The quota should be related to the on-target-earnings (OTE) of the salesperson. A quota can be somewhere between five times and ten times OTE. In smaller companies it tends to be higher, but in larger companies it may be lower because big companies are more likely to have a strategy to saturate the territory with salespeople.
So once the number is set, then comes the inevitable question ‘where are the sales leads?’. Most inexperienced sales people will look exclusively to marketing to solve their pipeline challenges. This would be Utopia if it was to happen, but it rarely does. Marketing does a great job with demand generation, building awareness, analyzing lead cost, lead sources, etc., but the salesperson who understands the various sources of their pipeline, will be ahead of the game. They will be better placed to achieve their number, but can also have meaningful discussions with marketing to influence demand generation tactics and maximize marketing’s contribution to their pipeline.

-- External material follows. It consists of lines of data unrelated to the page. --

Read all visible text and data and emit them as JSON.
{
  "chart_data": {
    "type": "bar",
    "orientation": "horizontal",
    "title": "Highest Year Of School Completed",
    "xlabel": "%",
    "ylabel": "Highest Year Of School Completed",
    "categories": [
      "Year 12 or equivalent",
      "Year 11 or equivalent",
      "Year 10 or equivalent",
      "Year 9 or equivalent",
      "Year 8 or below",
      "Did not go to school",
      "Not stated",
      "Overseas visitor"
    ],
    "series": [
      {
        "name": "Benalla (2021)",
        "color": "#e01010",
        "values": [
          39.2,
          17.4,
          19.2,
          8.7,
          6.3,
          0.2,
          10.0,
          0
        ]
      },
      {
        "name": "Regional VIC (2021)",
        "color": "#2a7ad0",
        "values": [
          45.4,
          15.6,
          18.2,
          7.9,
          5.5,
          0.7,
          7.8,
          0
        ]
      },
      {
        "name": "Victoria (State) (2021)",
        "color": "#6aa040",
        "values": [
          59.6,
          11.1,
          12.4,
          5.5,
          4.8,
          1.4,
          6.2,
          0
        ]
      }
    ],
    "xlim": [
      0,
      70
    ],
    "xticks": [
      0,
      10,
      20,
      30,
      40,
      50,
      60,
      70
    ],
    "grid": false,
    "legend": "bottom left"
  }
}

Quota will come from pipeline, a pipe-to-close rate will determine what pipeline coverage is required. A rate of 20% is acceptable, 40%+ is best in class. Too high is just as bad as too low, a sign that sales are hiding pipeline.

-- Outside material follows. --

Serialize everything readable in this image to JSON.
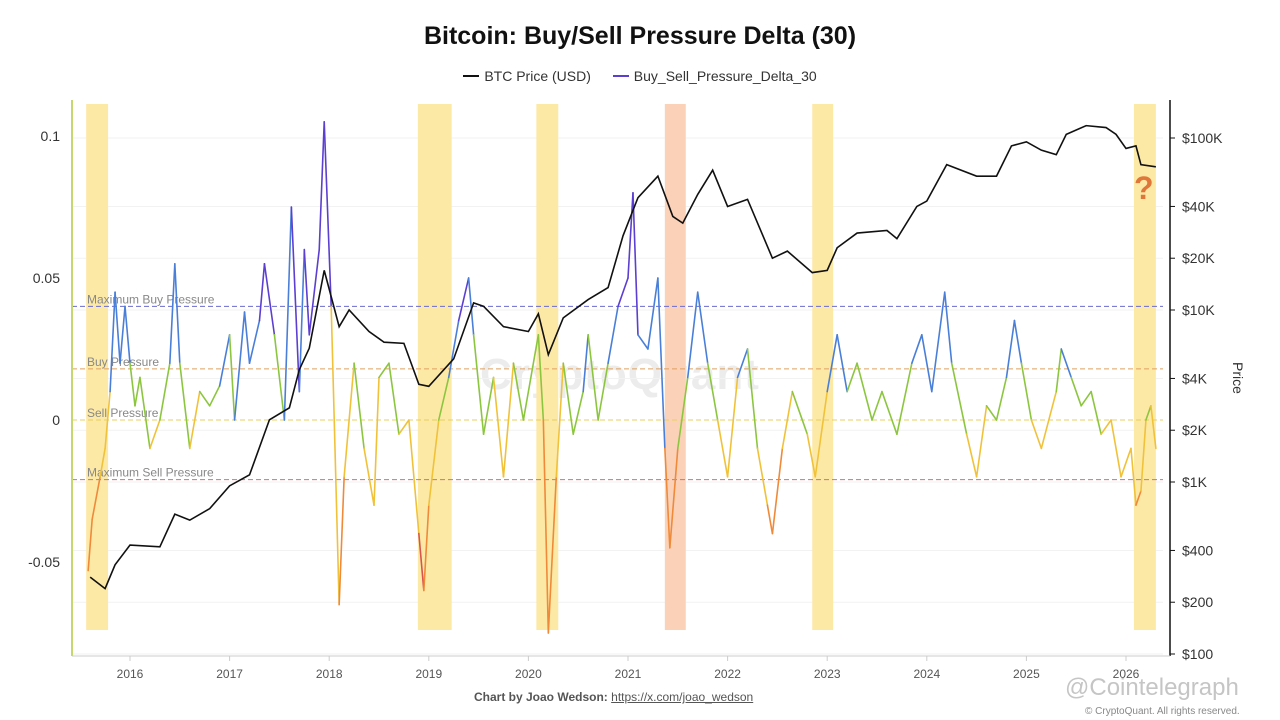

Now that you have established roughly the amount required, you need to determine what percentage is from new business and what percentage is from the installed base (add-on/up-sell/cross-sell).
The new business figure then needs to be deconstructed into its different sources, typically:
• Marketing (inbound demand generation)
• Partner or channel
• Telemarketing (outbound team if you have one)
• Self generated (salesperson’s own activities)
The percentages attributed to each of these four categories can vary dramatically from sales team to sales team. An SMB team may have a high figure for inbound and a low figure for outbound, whereas an Enterprise team may have a low inbound figure from marketing and a higher figure from outbound telemarketing.
With this understanding of pipeline composition, a sales person is in a much better position to start thinking of a territory plan that’s realistic for their own goals and those of your company.